Upon completing their studies, many international students decide that they would like to remain in Germany. 

Postgraduate Studies

Some students go on to pursue a postgraduate degree. The international office of your university or Fachhochschule, as well as the academic faculties, can provide you with further information specific to the degree and institution you are interested in. You can also search for postgraduate degree programs in Germany through the German Academic Exchange Service (DAAD). In addition, the DAAD has a scholarship database, as does the Bundesverband Deutscher Stiftungen(Association of German Foundations), which easily allows you to look into different funding possibilities. 

Finding a Job in Germany

Other students wish to find a job in Germany. Many universities and Fachhochschulen in Berlin have career service offices that provide valuable information and workshops to assist students with their search for employment.

Students from European Union or European Economic Area countries and Switzerland may work in Germany without a work permit and do not need approval from the Federal Employment Agency to become employed in Germany. The European Employment Service (EURES) is a job mobility portal that provides information, advice, and job placement services for job seekers and employers of the European labor market. You can search in their online database for job offers in Germany and the other 28 EU and EEA countries. Germany’s Federal Employment Agency also has a EuropeService that is linked with the EURES network and that offers additional information on work and training opportunities in Germany, the rest of Europe, and worldwide.

If you are a student from a Non-EU/EAA country and have successfully completed your studies, you may extend your residence permit in Germany for an additional one year for the purpose of seeking employment. You can apply for this extension at the Foreigner Registration Office (Ausländerbehörde). You must be able to prove that you have adequate financial resources in order to support yourself while you search for a job.

In addition, during this one-year extension period, you still have the right to work 120 full days or 240 half days without a work permit.

Please note

Upon completing your studies, your residence permit as a student is no longer valid, regardless of whether the permit was designated for a longer period of time. Without extending your residence permit, you cannot legally stay in Germany.

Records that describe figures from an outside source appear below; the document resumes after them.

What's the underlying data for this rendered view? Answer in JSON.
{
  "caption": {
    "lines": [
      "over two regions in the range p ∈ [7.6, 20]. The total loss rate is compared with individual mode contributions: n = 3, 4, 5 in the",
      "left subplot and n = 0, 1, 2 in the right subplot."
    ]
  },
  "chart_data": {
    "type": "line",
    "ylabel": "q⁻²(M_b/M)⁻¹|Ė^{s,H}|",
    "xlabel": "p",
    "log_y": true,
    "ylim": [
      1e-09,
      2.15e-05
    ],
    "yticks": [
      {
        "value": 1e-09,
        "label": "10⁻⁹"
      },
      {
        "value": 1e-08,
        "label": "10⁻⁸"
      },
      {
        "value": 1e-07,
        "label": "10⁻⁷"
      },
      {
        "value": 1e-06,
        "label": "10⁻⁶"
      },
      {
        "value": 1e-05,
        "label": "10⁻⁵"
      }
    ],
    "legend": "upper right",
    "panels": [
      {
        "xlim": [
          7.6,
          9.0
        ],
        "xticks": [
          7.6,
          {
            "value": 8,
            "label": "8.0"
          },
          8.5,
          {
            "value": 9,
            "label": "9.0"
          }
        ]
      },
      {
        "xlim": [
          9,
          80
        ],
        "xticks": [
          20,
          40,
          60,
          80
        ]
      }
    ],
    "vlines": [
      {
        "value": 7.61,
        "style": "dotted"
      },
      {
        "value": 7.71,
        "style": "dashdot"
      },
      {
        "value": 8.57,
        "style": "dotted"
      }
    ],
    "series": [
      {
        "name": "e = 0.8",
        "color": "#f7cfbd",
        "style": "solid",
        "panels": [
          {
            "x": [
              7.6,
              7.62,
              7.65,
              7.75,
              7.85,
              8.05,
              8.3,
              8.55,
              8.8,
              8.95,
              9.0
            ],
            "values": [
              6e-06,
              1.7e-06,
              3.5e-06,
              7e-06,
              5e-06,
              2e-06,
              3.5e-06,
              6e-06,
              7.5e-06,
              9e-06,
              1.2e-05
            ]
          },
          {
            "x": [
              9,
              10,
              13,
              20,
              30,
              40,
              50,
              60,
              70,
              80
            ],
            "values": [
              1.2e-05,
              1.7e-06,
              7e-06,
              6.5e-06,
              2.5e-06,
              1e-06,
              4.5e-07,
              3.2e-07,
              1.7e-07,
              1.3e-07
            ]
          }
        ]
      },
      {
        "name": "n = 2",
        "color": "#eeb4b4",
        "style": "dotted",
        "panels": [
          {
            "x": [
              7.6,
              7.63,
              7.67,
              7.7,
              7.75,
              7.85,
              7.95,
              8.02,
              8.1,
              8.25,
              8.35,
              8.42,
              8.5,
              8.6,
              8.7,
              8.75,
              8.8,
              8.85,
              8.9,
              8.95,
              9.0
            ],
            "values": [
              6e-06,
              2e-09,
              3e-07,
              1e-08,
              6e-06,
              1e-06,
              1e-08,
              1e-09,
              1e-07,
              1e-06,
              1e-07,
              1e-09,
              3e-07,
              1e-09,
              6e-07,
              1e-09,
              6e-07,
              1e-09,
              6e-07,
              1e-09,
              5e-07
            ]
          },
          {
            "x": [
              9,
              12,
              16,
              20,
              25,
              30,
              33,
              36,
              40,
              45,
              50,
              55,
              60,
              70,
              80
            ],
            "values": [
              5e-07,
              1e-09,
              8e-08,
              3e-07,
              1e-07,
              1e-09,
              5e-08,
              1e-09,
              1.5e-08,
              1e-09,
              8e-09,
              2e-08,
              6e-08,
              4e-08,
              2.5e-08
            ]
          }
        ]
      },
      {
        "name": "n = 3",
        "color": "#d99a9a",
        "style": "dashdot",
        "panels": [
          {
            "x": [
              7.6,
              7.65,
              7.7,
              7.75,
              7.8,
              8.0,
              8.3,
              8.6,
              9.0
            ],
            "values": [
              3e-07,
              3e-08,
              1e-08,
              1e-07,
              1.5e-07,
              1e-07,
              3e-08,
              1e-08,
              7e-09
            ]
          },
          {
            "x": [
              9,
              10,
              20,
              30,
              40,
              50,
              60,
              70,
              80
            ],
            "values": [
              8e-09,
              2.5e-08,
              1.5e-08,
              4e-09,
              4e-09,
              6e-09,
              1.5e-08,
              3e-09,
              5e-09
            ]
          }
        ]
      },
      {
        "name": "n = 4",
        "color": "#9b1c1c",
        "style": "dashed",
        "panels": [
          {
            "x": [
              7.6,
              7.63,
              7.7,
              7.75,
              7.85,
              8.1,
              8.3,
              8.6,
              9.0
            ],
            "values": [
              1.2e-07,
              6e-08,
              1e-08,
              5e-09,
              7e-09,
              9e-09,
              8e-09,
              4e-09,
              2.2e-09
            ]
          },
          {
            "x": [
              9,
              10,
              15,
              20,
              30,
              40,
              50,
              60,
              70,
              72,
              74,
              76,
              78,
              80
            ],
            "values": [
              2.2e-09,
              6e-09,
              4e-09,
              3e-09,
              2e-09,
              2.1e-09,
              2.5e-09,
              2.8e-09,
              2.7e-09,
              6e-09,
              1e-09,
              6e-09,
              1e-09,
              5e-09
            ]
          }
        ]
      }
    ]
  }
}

The majority of employment positions offered to non-EU/EAA citizens must be approved by the Federal Employment Agency. This applies to side jobs and temporary positions as well. Approval, on the other hand, is not needed for employment in the science, research, and development fields.

The Central Placement Office (ZAV) is the service of the Federal Employment Agency in Germany that places Germans in jobs abroad and international persons in jobs in Germany. The ZAV works with employment agencies thoughout Germany as well as with each Federal State’s employment administration.

You can search for current employment opportunities in Germany here, through the Federal Employment Agency’s website. In addition, various local and national newspapers, such as the Berliner Zeitung, Berliner Morgenpost, the Tagesspiegel and Die Zeit as well as and the city magazines Zitty and Tip, post job offers in Berlin and nationwide.

Further detailed information about laws and regulations pertaining to international job seekers in Germany is available from the Federal Employment Agency and the Federal Foreign Office.